YEAR LV G GS ERA IP H HR SO BB
2006 RK 2 0 0.00 5.2 3 0 10 1
A+ 4 3 2.08 8.2 7 0 12 2

One of the most highly touted pitchers in the country coming out of high school, Jeff Manship showed up at the University of Notre Dame with an elbow injury that eventually required season-ending Tommy John surgery. He missed the entire 2004 season and pitched just 22.2 innings in 2005, before finally putting together his first healthy year in 2006. Pitching alongside Jeff Samardzija in the Irish's starting rotation, Manship went 9-2 with a 3.26 ERA and 111-to-28 strikeout-to-walk ratio in 94 innings.

A draft-eligible sophomore in June due to the injuries, Manship had the leverage of being able to return to school and reportedly fell out of the early rounds because teams were worried about his bonus demands.
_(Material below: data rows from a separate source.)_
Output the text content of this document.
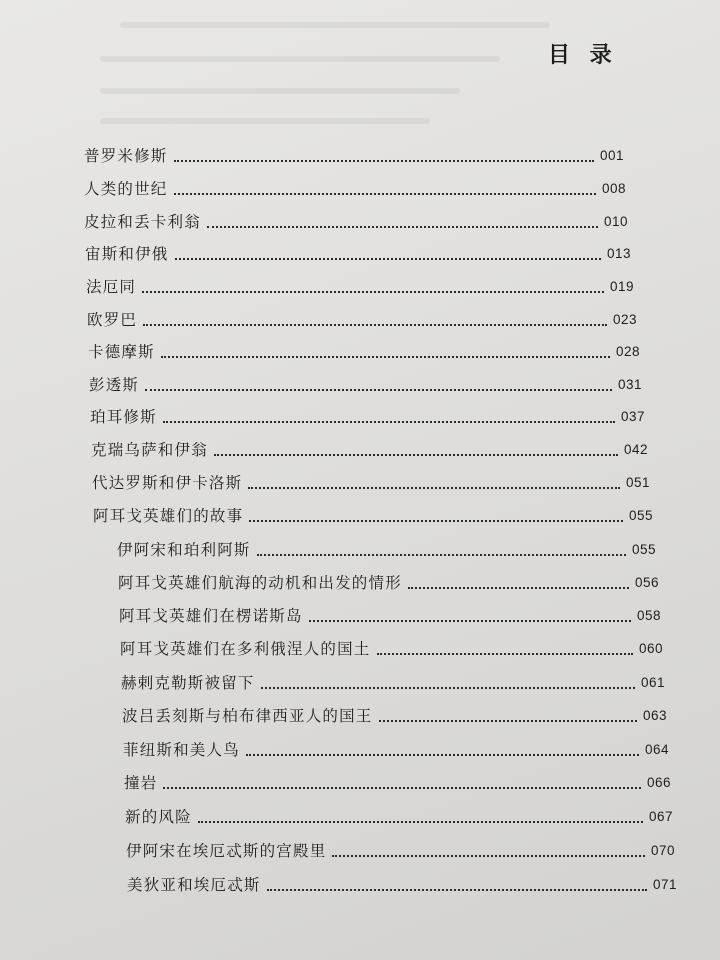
目 录
普罗米修斯	001
人类的世纪	008
皮拉和丢卡利翁	010
宙斯和伊俄	013
法厄同	019
欧罗巴	023
卡德摩斯	028
彭透斯	031
珀耳修斯	037
克瑞乌萨和伊翁	042
代达罗斯和伊卡洛斯	051
阿耳戈英雄们的故事	055
伊阿宋和珀利阿斯	055
阿耳戈英雄们航海的动机和出发的情形	056
阿耳戈英雄们在楞诺斯岛	058
阿耳戈英雄们在多利俄涅人的国土	060
赫剌克勒斯被留下	061
波吕丢刻斯与柏布律西亚人的国王	063
菲纽斯和美人鸟	064
撞岩	066
新的风险	067
伊阿宋在埃厄忒斯的宫殿里	070
美狄亚和埃厄忒斯	071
The Twins snatched him up in the 14th round, handed him a $300,000 bonus that was more like third-round money, and got him on the field in time to toss 14.1 innings with a 1.26 ERA and 22-to-3 strikeout-to-walk ratio between rookie-ball and high Single-A.

Manship's medical history is always going to be a concern, but he's long been viewed as a potential star and his performance in 2006 was fantastic given that it was his first full season back after a significant injury. Between being arguably Notre Dame's best pitcher and striking out 22 batters in his first 14.1 pro innings, Manship showed that he still has the ability that made him a big-time prospect several years ago. If Manship has an injury-free season, he could be near the top of this list next year.

11. Joe Benson | Center Field | DOB: 3/88 | Bats: Right | Draft: 2006-2

YEAR LV AB AVG OBP SLG HR XBH BB SO
2006 RK 196 .260 .335 .444 5 21 21 41

A two-sport star in high school, Joe Benson was lured away from Purdue University when the Twins selected him in the second round of June's draft and handed him a $575,000 bonus. A catcher in high school, Benson was moved to center field upon signing and reportedly has the speed and athleticism to handle the unique position switch long term. Benson debuted in the rookie-level Gulf Coast League, hitting .260/.335/.444 in 52 games.

Benson's GCL performance shows a player who is both very raw and very promising. The good news is that he smacked five homers and 21 total extra-base hits in 196 at-bats in a very tough environment for hitters, stole nine bases, and drew 21 walks. The bad news is that he struck out 41 times, was thrown out on 10 of his 19 steal attempts, and struggled in a six-game stint at low Single-A Beloit after an end-of-season promotion.

All things considered, Benson's pro debut was an impressive one and puts him in a good position heading into this season. At just 19 years old there's little reason to rush Benson, so expect him to reach Double-A sometime around mid-2008 and start scratching at the door to the big leagues no sooner than 2009. That means he won't be ready nearly in time to replace Torii Hunter, but Benson is the only Twins center-field prospect who has legitimate star potential.